Control what Visual Studio should check. In this example, Visual Studio would check identifiers and comments for misspelled words but wouldn’t check inside strings.
spelling_checkable_types = strings,identifiers,comments
(Example: = identifiers,comments)
Control the severity Visual Studio assigns to spelling errors in the error list. In this example, spelling errors are displayed as errors.
spelling_error_severity = error OR warning OR information OR hint
(Example: = error)
Create your own exclusion dictionary to specify words you consider to be correctly spelled. In this example, the first time the Spell Checker runs against any file in the solution, Visual Studio checks for an exclusion.dic file. Visual Studio checks the same directory of the .sln file for a C# project or in the root directory for a C++ directory. If no exclusion.dic file exists, the Visual Studio creates one. Then, whenever the user chooses to ignore a word, Visual Studio adds it to this exclusion.dic file. Visual Studio considers any word that appears in this exclusion.dic file as a correctly spelled word.
spelling_exclusion_path = absolute OR relative path to exclusion dictionary
(Example: = .\exclusion.dic)
Note
Visual Studio uses the exclusion dictionary specified by the
spelling_exclusion_path
switch in your .editorconfig file or an exclusion.dic file in your%localappdata%\Microsoft\VisualStudio\<Version>
directory if a switch can’t be found.Control whether the default language-specific exclusion dictionary is used. This flag is set to true by default. Any words added to the language-specific exclusion dictionary will be considered correctly spelled. Set to false to ignore the exclusion dictionaries specific to C++ or C#.
spelling_use_default_exclusion_dictionary = true OR false
(Example: = spelling_use_default_exclusion_dictionary = false)
Here's a complete example:
[*.{cs,vb}] //specify which files the spelling options apply to
spelling_languages = en-us,fr-fr //specifies the en-us and fr-fr dictionaries for use in spell checking
spelling_checkable_types = identifiers,comments //specifies that identifiers and comments are the only checked elements
spelling_error_severity = error //sets severity assigned to spelling errors to error in the error list
spelling_exclusion_path = exclusion.dic //defines a custom exclusion dictionary location and file
spelling_use_default_exclusion_dictionary = false //ignores the language-specific default exclusion dictionary
Special case handling
Visual Studio has some unique behaviors when checking code for spelling errors that differ from those of a traditional spell checker designed for written text. Some of these behaviors include:
- In a string that includes punctuation, for example, 'misc.", Visual Studio won't suggest a correction because punctuation in an identifier might result in code that doesn't compile.

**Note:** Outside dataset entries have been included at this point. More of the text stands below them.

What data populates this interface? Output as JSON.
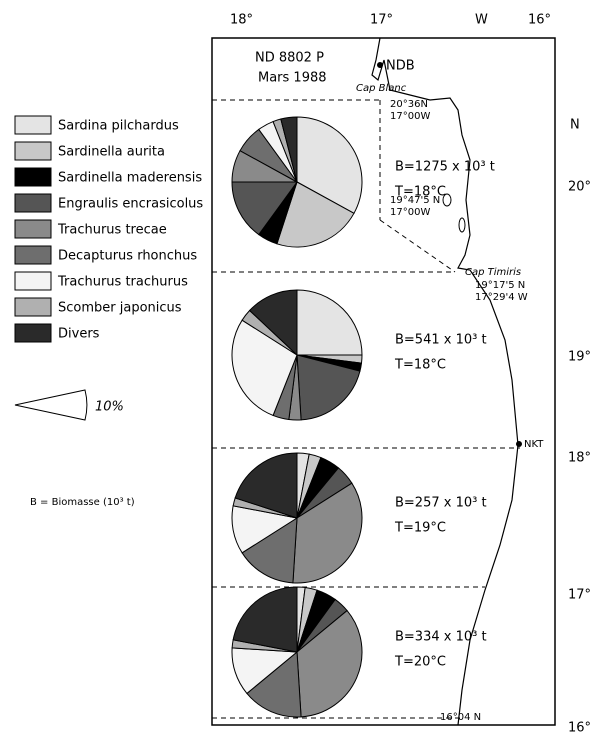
{
  "legend": {
    "categories": [
      "Sardina pilchardus",
      "Sardinella aurita",
      "Sardinella maderensis",
      "Engraulis encrasicolus",
      "Trachurus trecae",
      "Decapturus rhonchus",
      "Trachurus trachurus",
      "Scomber japonicus",
      "Divers"
    ],
    "colors": [
      "#e4e4e4",
      "#c8c8c8",
      "#000000",
      "#555555",
      "#8a8a8a",
      "#6e6e6e",
      "#f4f4f4",
      "#b0b0b0",
      "#2a2a2a"
    ]
  },
  "scale_label": "10%",
  "biomass_note": "B = Biomasse (10³ t)",
  "map": {
    "campaign": "ND 8802 P",
    "date": "Mars 1988",
    "lon_labels": [
      "18°",
      "17°",
      "W",
      "16°"
    ],
    "lat_labels": [
      "N",
      "20°",
      "19°",
      "18°",
      "17°",
      "16°"
    ],
    "places": [
      "NDB",
      "Cap Blanc",
      "20°36N",
      "17°00W",
      "19°47'5 N",
      "17°00W",
      "Cap Timiris",
      "19°17'5 N",
      "17°29'4 W",
      "NKT",
      "16°04 N"
    ]
  },
  "chart_data": [
    {
      "type": "pie",
      "values": [
        33,
        22,
        5,
        15,
        8,
        7,
        4,
        2,
        4
      ],
      "biomass": "B=1275 x 10³ t",
      "temperature": "T=18°C"
    },
    {
      "type": "pie",
      "values": [
        25,
        2,
        2,
        20,
        3,
        4,
        28,
        3,
        13
      ],
      "biomass": "B=541 x 10³ t",
      "temperature": "T=18°C"
    },
    {
      "type": "pie",
      "values": [
        3,
        3,
        5,
        5,
        35,
        15,
        12,
        2,
        20
      ],
      "biomass": "B=257 x 10³ t",
      "temperature": "T=19°C"
    },
    {
      "type": "pie",
      "values": [
        2,
        3,
        5,
        4,
        35,
        15,
        12,
        2,
        22
      ],
      "biomass": "B=334 x 10³ t",
      "temperature": "T=20°C"
    }
  ]
}
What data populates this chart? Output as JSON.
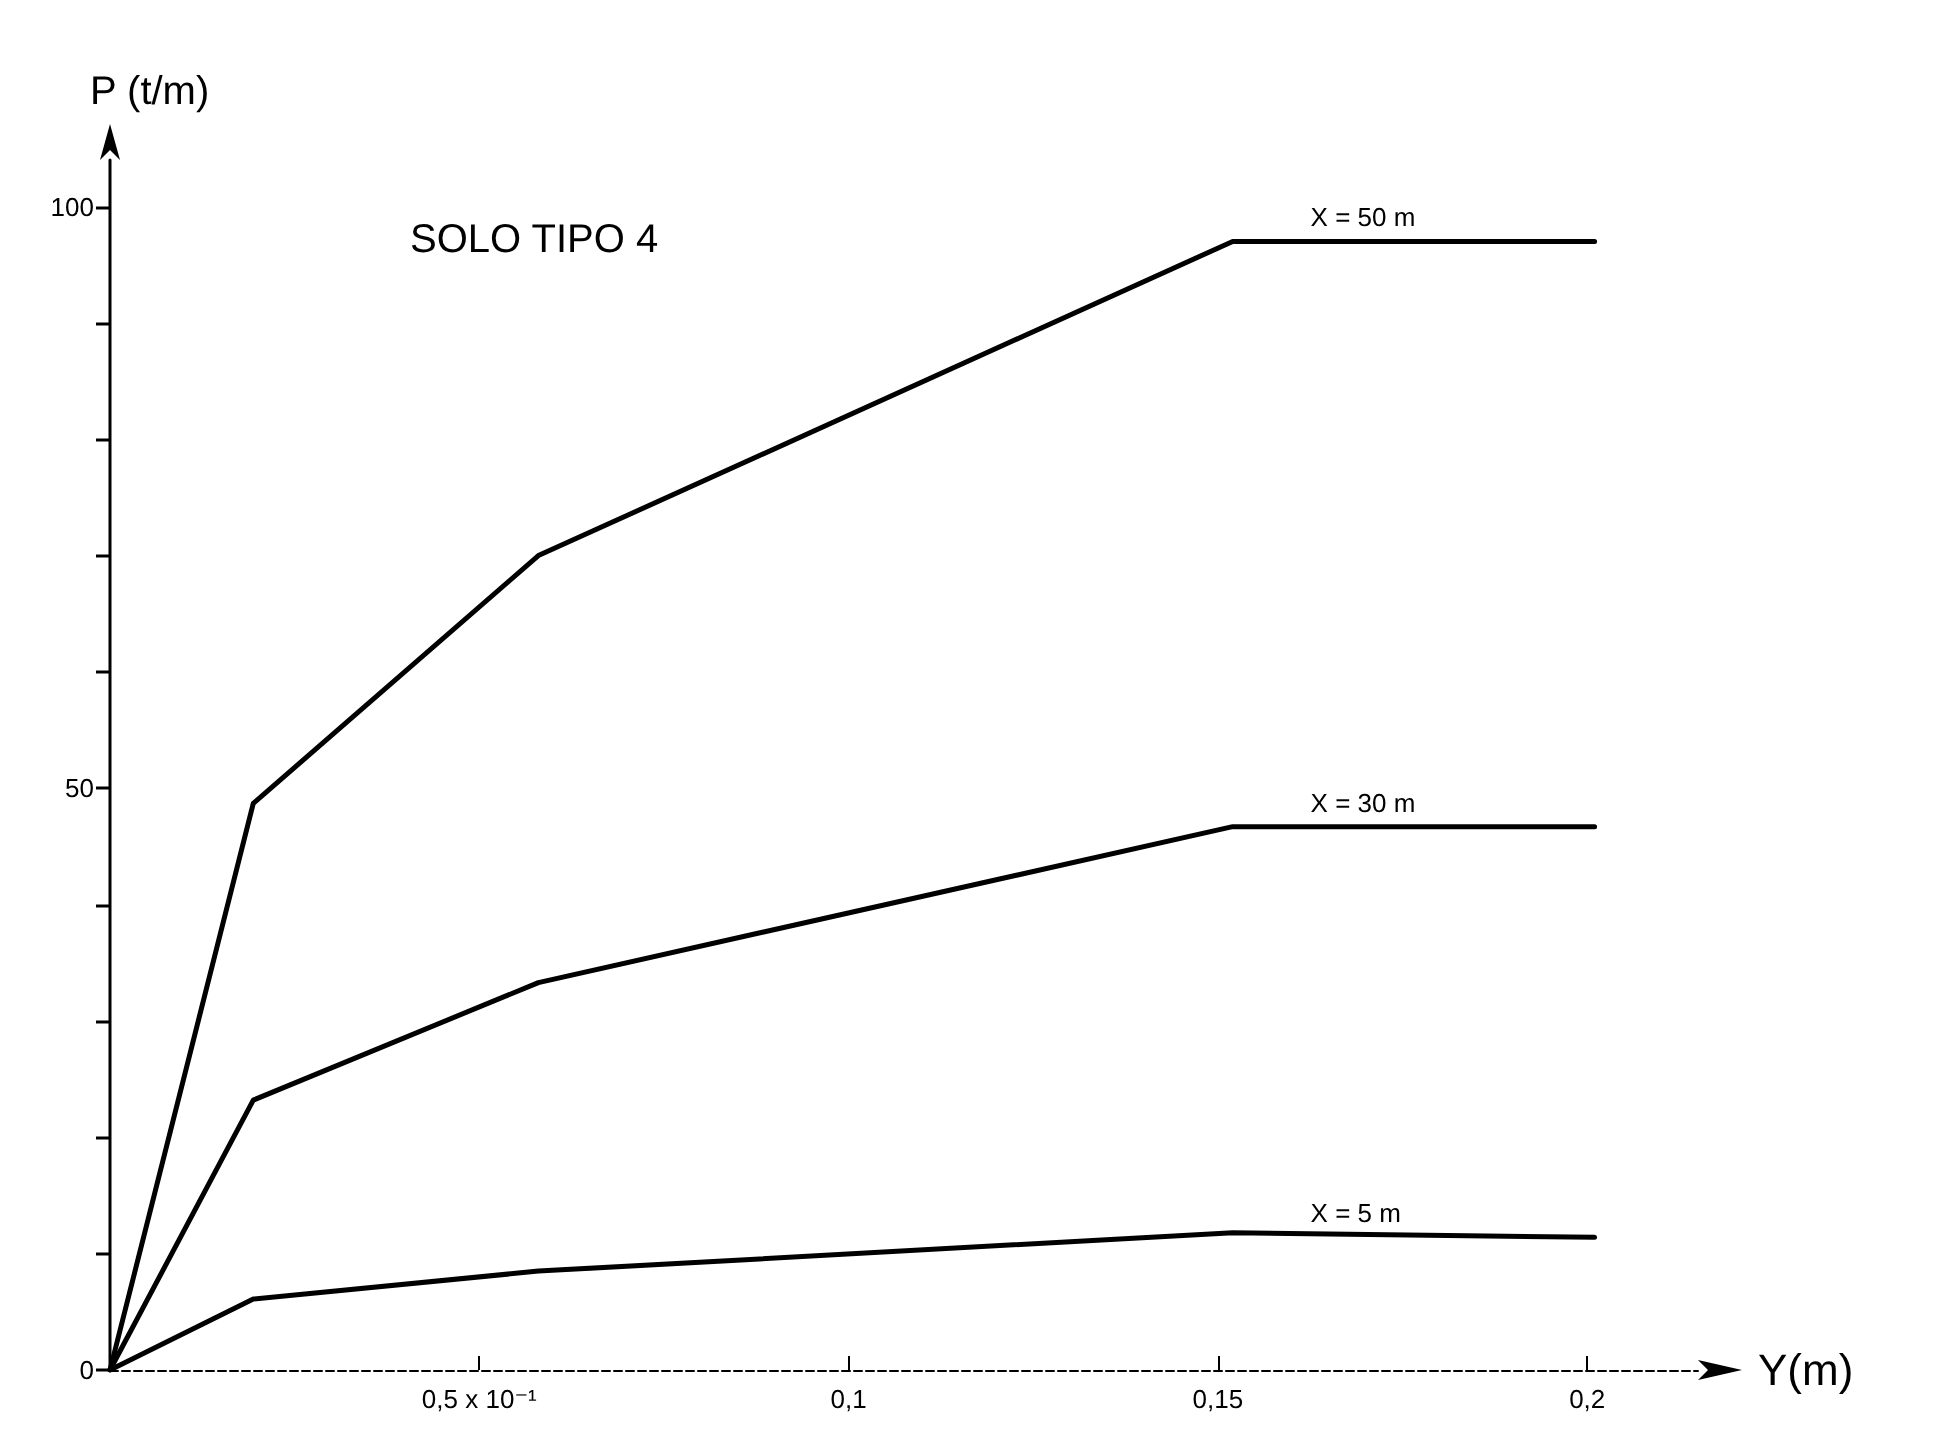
{
  "chart_data": {
    "type": "line",
    "title": "SOLO TIPO 4",
    "xlabel": "Y(m)",
    "ylabel": "P (t/m)",
    "x": [
      0,
      0.0194,
      0.058,
      0.152,
      0.201
    ],
    "series": [
      {
        "name": "X = 50 m",
        "color": "#000000",
        "values": [
          0,
          48.7,
          70,
          97,
          97
        ]
      },
      {
        "name": "X = 30 m",
        "color": "#000000",
        "values": [
          0,
          23.2,
          33.3,
          46.7,
          46.7
        ]
      },
      {
        "name": "X = 5 m",
        "color": "#000000",
        "values": [
          0,
          6.1,
          8.5,
          11.8,
          11.4
        ]
      }
    ],
    "xlim": [
      0,
      0.215
    ],
    "ylim": [
      0,
      104
    ],
    "xticks": [
      {
        "value": 0.05,
        "label": "0,5 x 10⁻¹"
      },
      {
        "value": 0.1,
        "label": "0,1"
      },
      {
        "value": 0.15,
        "label": "0,15"
      },
      {
        "value": 0.2,
        "label": "0,2"
      }
    ],
    "yticks": [
      0,
      {
        "value": 10,
        "label": null
      },
      {
        "value": 20,
        "label": null
      },
      {
        "value": 30,
        "label": null
      },
      {
        "value": 40,
        "label": null
      },
      50,
      {
        "value": 60,
        "label": null
      },
      {
        "value": 70,
        "label": null
      },
      {
        "value": 80,
        "label": null
      },
      {
        "value": 90,
        "label": null
      },
      100
    ],
    "grid": false,
    "legend": false,
    "marker": "none",
    "line_style": "solid"
  }
}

- Backslashes in a string will omit the subsequent character from being spell-checked and treat the backslash and subsequent character as a word delimiter. For example, in the string
hello\nworld
, Visual Studio detects the backslash first. Visual Studio treats the\n
as a word delimiter, which leaves "hello" and "world", each of which are checked individually. - Strings that contain URLs such as
https://...
ormailto:..
won't be spell-checked over the entire string.